Вас интересует, что происходило после смерти Нады? Извольте, ничего особенного. Это воспоминания, а не роман. Я ничего не могу выдумывать. Поиски снайпера продолжались, но успеха не возымели, и вот с удручающей быстротой газеты обо всем позабыли. И когда я окреп настолько, что смог открыть рот, я признался Отцу, что это сделал я. Помню, как он склонился ко мне, как придвинулось к моим губам его ухо, — помню витые, розовые загогулины внутри его уха, — но он лишь громко расхохотался, и вдруг его смех оборвался. Он решил, что я псих. Я сказал своему врачу, что я — убийца собственной матери, и тот тоже решил, что я псих; тогда я стал кричать, я орал, что это сделал я, и никто другой, но они все, мерзавцы, решили, что я псих.
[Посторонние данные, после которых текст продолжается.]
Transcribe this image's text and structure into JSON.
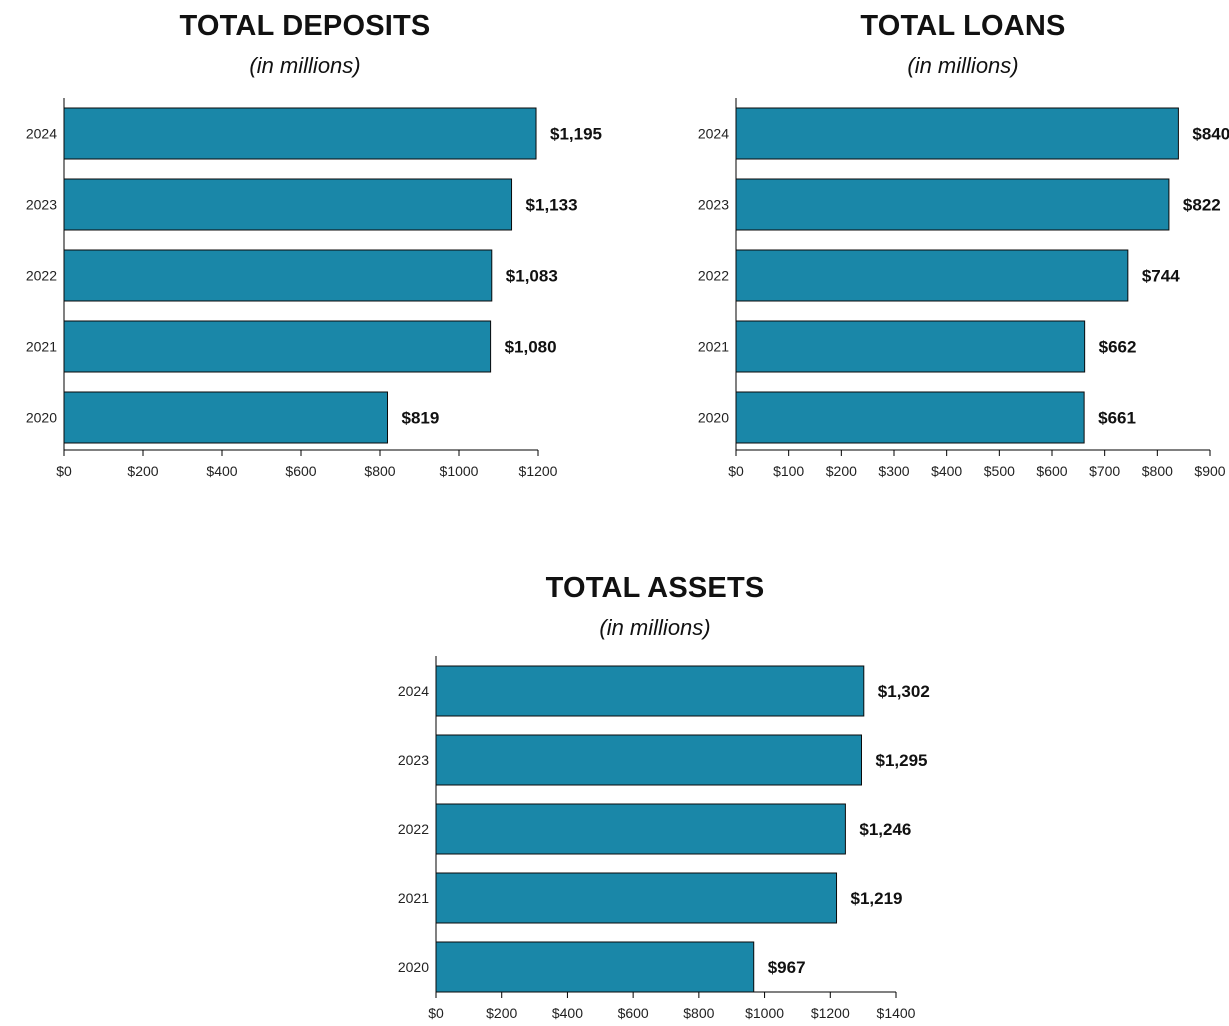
{
  "chart_data": [
    {
      "type": "bar",
      "orientation": "horizontal",
      "title": "TOTAL DEPOSITS",
      "subtitle": "(in millions)",
      "categories": [
        "2024",
        "2023",
        "2022",
        "2021",
        "2020"
      ],
      "values": [
        1195,
        1133,
        1083,
        1080,
        819
      ],
      "value_labels": [
        "$1,195",
        "$1,133",
        "$1,083",
        "$1,080",
        "$819"
      ],
      "xlim": [
        0,
        1200
      ],
      "ticks": [
        0,
        200,
        400,
        600,
        800,
        1000,
        1200
      ],
      "tick_labels": [
        "$0",
        "$200",
        "$400",
        "$600",
        "$800",
        "$1000",
        "$1200"
      ],
      "bar_color": "#1a87a8",
      "grid": false,
      "legend": "none"
    },
    {
      "type": "bar",
      "orientation": "horizontal",
      "title": "TOTAL LOANS",
      "subtitle": "(in millions)",
      "categories": [
        "2024",
        "2023",
        "2022",
        "2021",
        "2020"
      ],
      "values": [
        840,
        822,
        744,
        662,
        661
      ],
      "value_labels": [
        "$840",
        "$822",
        "$744",
        "$662",
        "$661"
      ],
      "xlim": [
        0,
        900
      ],
      "ticks": [
        0,
        100,
        200,
        300,
        400,
        500,
        600,
        700,
        800,
        900
      ],
      "tick_labels": [
        "$0",
        "$100",
        "$200",
        "$300",
        "$400",
        "$500",
        "$600",
        "$700",
        "$800",
        "$900"
      ],
      "bar_color": "#1a87a8",
      "grid": false,
      "legend": "none"
    },
    {
      "type": "bar",
      "orientation": "horizontal",
      "title": "TOTAL ASSETS",
      "subtitle": "(in millions)",
      "categories": [
        "2024",
        "2023",
        "2022",
        "2021",
        "2020"
      ],
      "values": [
        1302,
        1295,
        1246,
        1219,
        967
      ],
      "value_labels": [
        "$1,302",
        "$1,295",
        "$1,246",
        "$1,219",
        "$967"
      ],
      "xlim": [
        0,
        1400
      ],
      "ticks": [
        0,
        200,
        400,
        600,
        800,
        1000,
        1200,
        1400
      ],
      "tick_labels": [
        "$0",
        "$200",
        "$400",
        "$600",
        "$800",
        "$1000",
        "$1200",
        "$1400"
      ],
      "bar_color": "#1a87a8",
      "grid": false,
      "legend": "none"
    }
  ]
}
Явился детектив, любезно выслушал меня и сделал вид, что поверил мне. Видите ли, я был такой худой, такой немощный ребенок и лежал такой маленький на казавшейся огромной больничной кровати, под капельницей, тараща слабые, близорукие глазки и выпростав из-под одеяла покрытые синяками руки. Думаю, детектив все записывал из вежливости — и про спрятанное ружье, и про ботинки. (Отпечатки их подошв на земле были одной из весомых улик для полиции.) Но почему-то больше я об этом следователе не слышал, а когда, отчаявшись, спросил про него у Отца, тот закашлялся и сказал: «Он еще придет, придет!»

Ну а как тот сознавшийся баптист? С ним тоже ничего особенного не произошло. Просто о нем перестали писать газеты, только и всего. Газеты тоже не поверили в его признание. Это полиция вечно ревностно-подозрительно ко всему относится. Впрочем, да ну его!

Как только меня выпустили из больницы, я тут же попросил Отца, чтоб мы отправились туда, где все это случилось. С победным видом я направился к соседскому кустарнику, отыскал, как мне казалось, то самое место и стал разрывать землю, потом, встав на коленки, принялся отчаянно выгребать ее, однако ничего не обнаружил. Отец молча следил за мной. Я сказал:

— Дай, пожалуйста, лопату!

Он принес мне лопату, но помогать не стал. Я копал, копал, но ничего там не было. Отец говорил, что здесь побывала полиция, что она все вокруг перерыла, но я не слушал его, обратив лицо в поту к земле, предавшей меня. Как могло исчезнуть ружье? Можете вы объяснить? Что случилось с моим ружьем? У меня даже не хватило ума сохранить от него коробку, я ее сразу же выбросил. Отец сгреб меня в охапку и отнес в дом.

Может, ружье обнаружили соседи и, не желая вмешиваться в это дело, сами от него избавились? А может, кто-то из угрюмых мускулистых работников седар-гроувской фирмы по уходу за газонами нашел ружье и присвоил себе?

Правды я так и не узнал.

Мы переехали из дома № 4500 по проезду Лабиринт в другой дом, который находился за Броуд-Роуд, в самом центре Пуллз-Морэн, примерно такой же большой, но подороже, там потолок в гостиной был в три этажа высотой и вообще это — разговор особый. Что надо переезжать, было понятно. Не только из-за Нады. Еще и потому, что Отца поощрили должностью президента фирмы, которую он скромно принял (фирма производила и производит и по сей день какую-то проволоку, кажется для взрывательного устройства), а после повторного брака он вспоминал все реже и реже о Наде, что неудивительно, пока наконец в один прекрасный день я не решил, что, пожалуй, могу украсть у него те снимки, что миссис Романюк ему отдала, расчувствовавшись в какой-то момент. Словом, я вынул снимки из ящика его письменного стола, а он ни разу так о них и не заговорил, считая, возможно, что его новая жена их уничтожила из ревности к Наде. Она уже и так сослала дорогой гостиный гарнитур Нады куда-то в дальние комнаты и повсюду понавешала свои испанские ковры, сабли, копья, восточные гобелены и дверцы мексиканских часовен.